RISK FACTOR STRATIFICATION FOR VENOUS THROMBOEMBOLISM IN PATIENTS WITH VARICOSE VEIN DISEASE OF THE LOWER EXTREMITIES
DOI:
https://doi.org/10.11603/2414-4533.2025.1.13308Keywords:
venous thromboembolis, varicose veins, Caprini score, risk factorsAbstract
The aim of the work: to identify the risk factors for venous thromboembolism (VTE) in patients with lower extremity varicose vein disease (LEVVD) requiring surgical treatment.
Materials and Methods. From 2019 to 2023, an open, prospective study was conducted at the clinical base of the Department of Surgery for Postgraduate Education at Ivano-Frankivsk National Medical University. The study included 430 patients with LEVVD, clinical classes C2–C6 according to CEAP, who underwent surgical treatment. The study design involved patient interviews to assess the risk of postoperative VTE using the Caprini Risk Assessment Model, with cumulative scoring based on individual risk factors.

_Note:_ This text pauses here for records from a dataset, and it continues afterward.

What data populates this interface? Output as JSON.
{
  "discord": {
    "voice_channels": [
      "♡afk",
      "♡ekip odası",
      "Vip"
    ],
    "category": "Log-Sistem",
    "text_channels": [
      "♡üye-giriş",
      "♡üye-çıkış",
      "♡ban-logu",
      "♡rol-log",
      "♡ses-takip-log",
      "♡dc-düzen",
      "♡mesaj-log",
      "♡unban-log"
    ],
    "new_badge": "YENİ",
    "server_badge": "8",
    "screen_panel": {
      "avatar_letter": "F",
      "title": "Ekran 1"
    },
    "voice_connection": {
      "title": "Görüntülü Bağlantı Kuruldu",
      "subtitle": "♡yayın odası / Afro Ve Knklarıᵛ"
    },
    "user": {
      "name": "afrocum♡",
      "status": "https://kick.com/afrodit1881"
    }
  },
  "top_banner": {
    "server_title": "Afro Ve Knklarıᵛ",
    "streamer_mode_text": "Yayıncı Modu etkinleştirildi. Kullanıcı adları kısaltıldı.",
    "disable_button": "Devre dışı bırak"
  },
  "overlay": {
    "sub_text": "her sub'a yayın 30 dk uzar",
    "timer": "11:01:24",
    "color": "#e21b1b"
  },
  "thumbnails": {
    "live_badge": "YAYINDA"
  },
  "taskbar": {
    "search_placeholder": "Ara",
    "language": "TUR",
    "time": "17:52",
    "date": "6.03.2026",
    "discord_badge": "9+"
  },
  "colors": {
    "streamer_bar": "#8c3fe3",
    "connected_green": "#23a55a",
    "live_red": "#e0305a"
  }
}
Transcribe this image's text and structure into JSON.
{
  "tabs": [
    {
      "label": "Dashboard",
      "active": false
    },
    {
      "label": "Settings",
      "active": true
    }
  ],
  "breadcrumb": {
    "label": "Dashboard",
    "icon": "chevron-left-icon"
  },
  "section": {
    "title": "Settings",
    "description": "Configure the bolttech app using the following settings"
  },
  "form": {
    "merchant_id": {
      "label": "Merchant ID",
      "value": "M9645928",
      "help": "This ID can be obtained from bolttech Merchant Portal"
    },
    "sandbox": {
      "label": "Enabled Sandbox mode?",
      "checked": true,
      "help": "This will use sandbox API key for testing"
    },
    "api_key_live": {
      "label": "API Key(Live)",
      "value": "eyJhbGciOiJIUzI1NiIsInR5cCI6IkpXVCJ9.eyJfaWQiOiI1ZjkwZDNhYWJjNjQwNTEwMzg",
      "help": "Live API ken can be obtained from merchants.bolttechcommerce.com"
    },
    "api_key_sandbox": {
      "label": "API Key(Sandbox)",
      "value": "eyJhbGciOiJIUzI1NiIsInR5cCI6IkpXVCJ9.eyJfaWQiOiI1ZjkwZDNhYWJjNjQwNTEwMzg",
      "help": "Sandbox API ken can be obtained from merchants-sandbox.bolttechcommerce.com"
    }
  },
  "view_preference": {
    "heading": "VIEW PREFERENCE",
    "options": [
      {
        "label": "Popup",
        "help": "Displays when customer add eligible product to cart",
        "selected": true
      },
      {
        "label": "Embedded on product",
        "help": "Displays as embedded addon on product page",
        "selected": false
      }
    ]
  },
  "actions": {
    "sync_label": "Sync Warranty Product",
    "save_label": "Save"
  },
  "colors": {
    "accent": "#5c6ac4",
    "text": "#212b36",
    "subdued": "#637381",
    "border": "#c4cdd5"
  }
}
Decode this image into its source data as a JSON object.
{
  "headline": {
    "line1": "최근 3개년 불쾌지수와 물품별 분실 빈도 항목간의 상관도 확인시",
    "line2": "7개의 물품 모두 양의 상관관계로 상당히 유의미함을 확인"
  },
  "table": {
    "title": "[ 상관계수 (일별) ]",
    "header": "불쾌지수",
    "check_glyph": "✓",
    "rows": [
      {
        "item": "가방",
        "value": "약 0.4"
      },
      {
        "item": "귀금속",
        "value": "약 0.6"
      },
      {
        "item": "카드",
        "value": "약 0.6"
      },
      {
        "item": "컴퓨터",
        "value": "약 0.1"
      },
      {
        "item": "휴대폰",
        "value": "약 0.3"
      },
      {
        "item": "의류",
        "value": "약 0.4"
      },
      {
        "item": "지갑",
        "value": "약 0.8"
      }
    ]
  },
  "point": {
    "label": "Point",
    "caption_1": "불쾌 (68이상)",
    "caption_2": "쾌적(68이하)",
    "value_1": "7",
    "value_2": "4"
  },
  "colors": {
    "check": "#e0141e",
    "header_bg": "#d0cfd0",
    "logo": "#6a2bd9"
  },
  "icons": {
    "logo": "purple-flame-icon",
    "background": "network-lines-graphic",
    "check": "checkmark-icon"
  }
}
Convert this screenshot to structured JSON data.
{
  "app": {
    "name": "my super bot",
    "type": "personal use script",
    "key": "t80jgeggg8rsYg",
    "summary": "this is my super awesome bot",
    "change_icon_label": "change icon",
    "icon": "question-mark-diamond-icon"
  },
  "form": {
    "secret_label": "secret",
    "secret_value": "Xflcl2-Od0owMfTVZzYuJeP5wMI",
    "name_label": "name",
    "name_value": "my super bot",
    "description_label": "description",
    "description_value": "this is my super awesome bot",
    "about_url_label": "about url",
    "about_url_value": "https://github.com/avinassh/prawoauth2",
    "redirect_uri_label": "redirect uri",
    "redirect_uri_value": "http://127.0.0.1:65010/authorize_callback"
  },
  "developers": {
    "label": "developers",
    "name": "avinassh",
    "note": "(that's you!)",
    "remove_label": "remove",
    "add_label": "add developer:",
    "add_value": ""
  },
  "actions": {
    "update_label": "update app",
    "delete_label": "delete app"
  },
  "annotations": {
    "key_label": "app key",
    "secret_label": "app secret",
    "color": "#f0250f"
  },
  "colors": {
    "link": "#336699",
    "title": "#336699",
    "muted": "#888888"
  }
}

Results. Based on VTE risk stratification, the patients were distributed as follows: 102 (23.7 %) in the low-risk group, 271 (63 %) in the moderate-risk group, 39 (9.1%) in the high-risk group, 13 (3 %) in the very high-risk group, and 5 (1.2 %) in the highest-risk group. The most frequently identified risk factors for VTE in patients with varicose vein disease included surgery duration exceeding 45 minutes in 65.1 % of patients, lower extremity edema in 40.7 %, overweight in 41.2 %, and age over 40 years in 60.8 %. The most significant risk factors identified among the study patients were a history of malignancy in 1.4 % of patients, previous superficial vein thrombosis in 4.4 %, deep vein thrombosis in 2.8 %, a family history of thrombotic events in 1.2 %, and thrombophilia in 1.2 %, as well as age over 75 years. Each of these factors contributed 3 points to the cumulative risk score and alongside planned surgical treatment and the presence of LEVVD, classified these patients as high-risk for VTE.
Conclusions. VTE risk stratification in patients with LEVVD using the Caprini Risk Assessment Model is an effective strategy for preventing postoperative complications. However, the consideration of the pathogenic and clinical features of varicose vein disease progression can improve the identification of high-risk patients and assist in developing an optimal thromboprophylaxis strategy.